Com um resgate histórico da identidade humana, que coloca a mulher no centro e dá voz aos povos originários e excluídos, a 59ª edição da Bienal de Arte de Veneza abriu suas portas ao público, desde 23 de abril até 27 de novembro, após dois anos fechada por conta da pandemia da covid-19.
Intitulada “O leite dos sonhos”, a mostra foi inspirada no título do livro de Leonora Carrington. O mundo mágico da artista surrealista, no qual a vida é constantemente reinventada pelo prisma da imaginação, marca essa Bienal pós pandêmica.
Dividida entre os jardins onde ficam a maioria dos pavilhões nacionais e o arsenal (antigo depósito naval da marinha italiana), a exposição questiona a representação dos corpos e suas metamorfoses, a relação entre indivíduos e tecnologias, e a conexão entre os corpos e a Terra.
Como declarou a própria curadora do evento, Cecilia Alemani, a 59ª Bienal de Arte de Veneza é um “reequilíbrio necessário” diante da masculinidade branca eurocêntrica presente nas edições passadas da mostra. Não por acaso, 80% dos 213 artistas convidados são mulheres.
Antes deste ano, nunca se viu tanta obra com seios e vaginas como nessa edição. Mas não são imagens erotizadas do corpo feminino, pelo contrário, são corpos desmembrados que viajam pelo surrealismo mágico de Carrington e pelo ativismo identitário.
Em uma época que impõe uma pressão sobre a identidade das pessoas, essa viagem pela metamorfose dos corpos é pura resistência.
As grandes damas, em absoluto, do evento são as artistas Sonia Boyce e Simone Leigh. As duas foram as primeiras mulheres negras a representarem suas nações: Inglaterra e Estados Unidos, respectivamente. Elas também foram as primeiras artistas negras a vencerem o Leão de Ouro da Bienal em seus 127 anos de história.
Lucia Mottin
Por conta da covid-19, a 59ª edição foi adiada em dois anos; exposição acontece até 27/11
Através de imponentes esculturas que se encontram no pavilhão dos Estados Unidos e na entrada da exposição do Arsenal, Leigh desconstrói os estereótipos criados em relação às nações africanas e das mulheres negras criadas pela cultura colonialista norte-americana.
Descolonizar é necessário
O colonialismo está no centro da mostra. Pela primeira vez, o Pavilhão Nórdico, que representa os países da Noruega, Suécia e Finlândia, será renomeado Pavilhão Sámi.

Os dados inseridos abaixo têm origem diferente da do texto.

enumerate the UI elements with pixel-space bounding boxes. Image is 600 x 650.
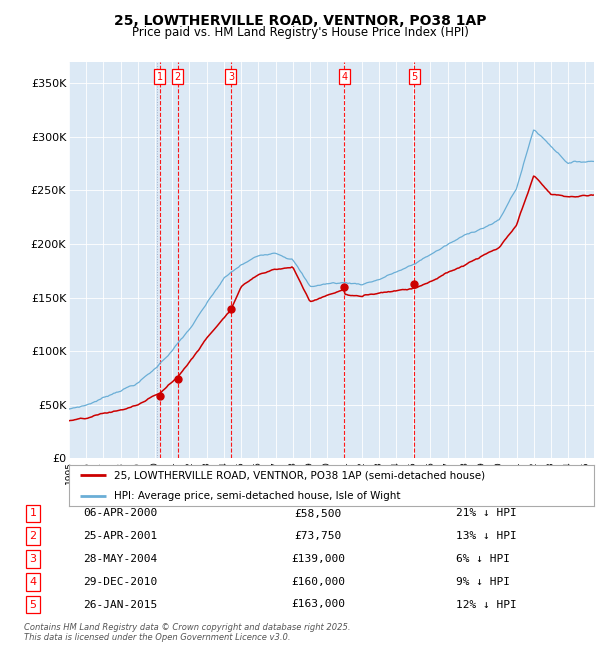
- Text: 1: 1: [29, 508, 37, 519]
- Text: 4: 4: [341, 72, 347, 82]
- Text: HPI: Average price, semi-detached house, Isle of Wight: HPI: Average price, semi-detached house,…: [113, 491, 400, 500]
- Text: 3: 3: [228, 72, 234, 82]
- Text: £73,750: £73,750: [295, 531, 341, 541]
- Text: Price paid vs. HM Land Registry's House Price Index (HPI): Price paid vs. HM Land Registry's House …: [131, 26, 469, 39]
- Text: 4: 4: [29, 577, 37, 587]
- Text: 2: 2: [29, 531, 37, 541]
- Text: £139,000: £139,000: [291, 554, 345, 564]
- Text: 5: 5: [412, 72, 418, 82]
- Text: 21% ↓ HPI: 21% ↓ HPI: [456, 508, 517, 519]
- Text: 25, LOWTHERVILLE ROAD, VENTNOR, PO38 1AP: 25, LOWTHERVILLE ROAD, VENTNOR, PO38 1AP: [114, 14, 486, 28]
- Text: £58,500: £58,500: [295, 508, 341, 519]
- Text: 13% ↓ HPI: 13% ↓ HPI: [456, 531, 517, 541]
- Text: £163,000: £163,000: [291, 599, 345, 610]
- Text: 06-APR-2000: 06-APR-2000: [83, 508, 157, 519]
- Text: 3: 3: [29, 554, 37, 564]
- Text: 25, LOWTHERVILLE ROAD, VENTNOR, PO38 1AP (semi-detached house): 25, LOWTHERVILLE ROAD, VENTNOR, PO38 1AP…: [113, 471, 485, 480]
- Text: 28-MAY-2004: 28-MAY-2004: [83, 554, 157, 564]
- Text: 12% ↓ HPI: 12% ↓ HPI: [456, 599, 517, 610]
- Text: Contains HM Land Registry data © Crown copyright and database right 2025.
This d: Contains HM Land Registry data © Crown c…: [24, 623, 350, 642]
- Text: 5: 5: [29, 599, 37, 610]
- Text: 26-JAN-2015: 26-JAN-2015: [83, 599, 157, 610]
- Text: 1: 1: [157, 72, 163, 82]
- Text: 2: 2: [175, 72, 181, 82]
- Text: 6% ↓ HPI: 6% ↓ HPI: [456, 554, 510, 564]
- Text: £160,000: £160,000: [291, 577, 345, 587]
- Text: 29-DEC-2010: 29-DEC-2010: [83, 577, 157, 587]
- Text: 9% ↓ HPI: 9% ↓ HPI: [456, 577, 510, 587]
- Text: 25-APR-2001: 25-APR-2001: [83, 531, 157, 541]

Sámi é um povo originário, que vive na zona de fronteira desses países e da Rússia, que viu sua cultura ser dizimada por anos, quando até mesmo a eles era impedido, inclusive, de falar a própria língua.

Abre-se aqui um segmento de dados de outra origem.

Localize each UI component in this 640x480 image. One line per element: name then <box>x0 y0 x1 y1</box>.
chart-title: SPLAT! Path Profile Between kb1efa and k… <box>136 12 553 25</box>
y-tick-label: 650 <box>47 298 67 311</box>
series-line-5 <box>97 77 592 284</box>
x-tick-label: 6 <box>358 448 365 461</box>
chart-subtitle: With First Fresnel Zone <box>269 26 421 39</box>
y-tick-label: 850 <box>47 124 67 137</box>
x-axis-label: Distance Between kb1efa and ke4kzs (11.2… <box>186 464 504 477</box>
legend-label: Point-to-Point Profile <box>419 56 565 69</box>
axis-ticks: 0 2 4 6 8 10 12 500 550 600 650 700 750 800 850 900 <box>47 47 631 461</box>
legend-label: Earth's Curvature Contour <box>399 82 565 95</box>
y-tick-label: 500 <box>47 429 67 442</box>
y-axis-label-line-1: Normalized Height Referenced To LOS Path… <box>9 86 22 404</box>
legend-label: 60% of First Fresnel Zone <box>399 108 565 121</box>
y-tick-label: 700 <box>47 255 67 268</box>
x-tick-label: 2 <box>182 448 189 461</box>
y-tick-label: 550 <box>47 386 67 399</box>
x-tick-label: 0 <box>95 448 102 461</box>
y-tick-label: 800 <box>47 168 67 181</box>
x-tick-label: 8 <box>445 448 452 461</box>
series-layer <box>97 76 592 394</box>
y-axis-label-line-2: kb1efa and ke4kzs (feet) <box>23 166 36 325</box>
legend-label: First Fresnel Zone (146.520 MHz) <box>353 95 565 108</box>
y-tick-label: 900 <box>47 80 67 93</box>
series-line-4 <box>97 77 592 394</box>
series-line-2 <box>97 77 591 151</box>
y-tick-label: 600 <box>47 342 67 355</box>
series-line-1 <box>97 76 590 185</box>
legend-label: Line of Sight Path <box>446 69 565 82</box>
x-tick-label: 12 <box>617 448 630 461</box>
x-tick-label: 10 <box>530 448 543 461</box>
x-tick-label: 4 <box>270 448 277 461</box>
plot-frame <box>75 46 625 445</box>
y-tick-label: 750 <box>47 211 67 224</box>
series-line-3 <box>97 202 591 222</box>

Além dos Sámi, outro povo que foi e segue estigmatizado são os ciganos. Nesta edição da Bienal de Arte de Veneza, uma artista de origem cigana expõe no Pavilhão Polonês, algo que nunca ocorreu nos anos anteriores.

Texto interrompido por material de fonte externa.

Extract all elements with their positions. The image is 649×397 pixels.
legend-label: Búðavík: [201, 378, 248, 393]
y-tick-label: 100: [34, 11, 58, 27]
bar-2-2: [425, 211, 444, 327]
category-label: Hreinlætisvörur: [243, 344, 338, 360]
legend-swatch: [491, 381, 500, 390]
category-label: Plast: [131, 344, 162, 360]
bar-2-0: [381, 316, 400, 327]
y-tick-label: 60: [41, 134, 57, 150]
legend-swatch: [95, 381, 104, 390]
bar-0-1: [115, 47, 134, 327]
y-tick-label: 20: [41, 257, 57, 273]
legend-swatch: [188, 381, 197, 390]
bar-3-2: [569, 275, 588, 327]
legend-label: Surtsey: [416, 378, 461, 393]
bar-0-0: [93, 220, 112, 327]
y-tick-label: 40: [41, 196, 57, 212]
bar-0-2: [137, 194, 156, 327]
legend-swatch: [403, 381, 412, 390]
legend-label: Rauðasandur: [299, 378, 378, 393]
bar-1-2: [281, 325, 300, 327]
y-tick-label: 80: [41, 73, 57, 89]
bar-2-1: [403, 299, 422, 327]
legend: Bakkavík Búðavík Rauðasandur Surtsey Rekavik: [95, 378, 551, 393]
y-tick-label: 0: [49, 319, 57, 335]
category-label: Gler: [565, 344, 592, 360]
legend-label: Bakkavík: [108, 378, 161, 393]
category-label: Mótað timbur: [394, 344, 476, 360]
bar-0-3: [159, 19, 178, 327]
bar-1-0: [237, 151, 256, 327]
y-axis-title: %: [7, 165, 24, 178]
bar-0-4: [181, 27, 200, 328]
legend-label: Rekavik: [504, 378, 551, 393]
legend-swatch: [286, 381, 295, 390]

12 painéis de tecidos, que vão do chão ao teto, representam os 12 meses do ciclo de afrescos renascentistas do Palazzo Schifanoia, que fica em Ferrara, província italiana da região da Emília-Romanha. Cada mês corresponde a uma parte da história cigana.
O Pavilhão Russo estava fechado pois, por causa da Guerra na Ucrânia, o curador Raimundas Malašauskas pediu demissão, enquanto os artistas Alexandra Sukhareva e Kirill Savchenkov se retiraram desta edição. Por sua vez, o ucraniano – que não é um pavilhão, mas sim um muro que fica no primeiro andar da sala das armas do Arsenal – abriga a instalação “The Fountain of Exhaustion” (A Fonte da Exaustão, em tradução livre), de 1995, do artista Pavlo Makov. A obra é uma fonte feita de funil por onde escorre exaustivamente água.
Talvez a resposta a esta corrida contra o tempo de Pavlo esteja no pavilhão da Bélgica, um dos mais bonitos desta edição. Através de vídeos que exibem brincadeiras infantis filmadas em diferentes lugares do mundo, o setor aposta na alegria das crianças como estratégia de sobrevivência e resistência a este mundo estereotipado, dividido e sofrido.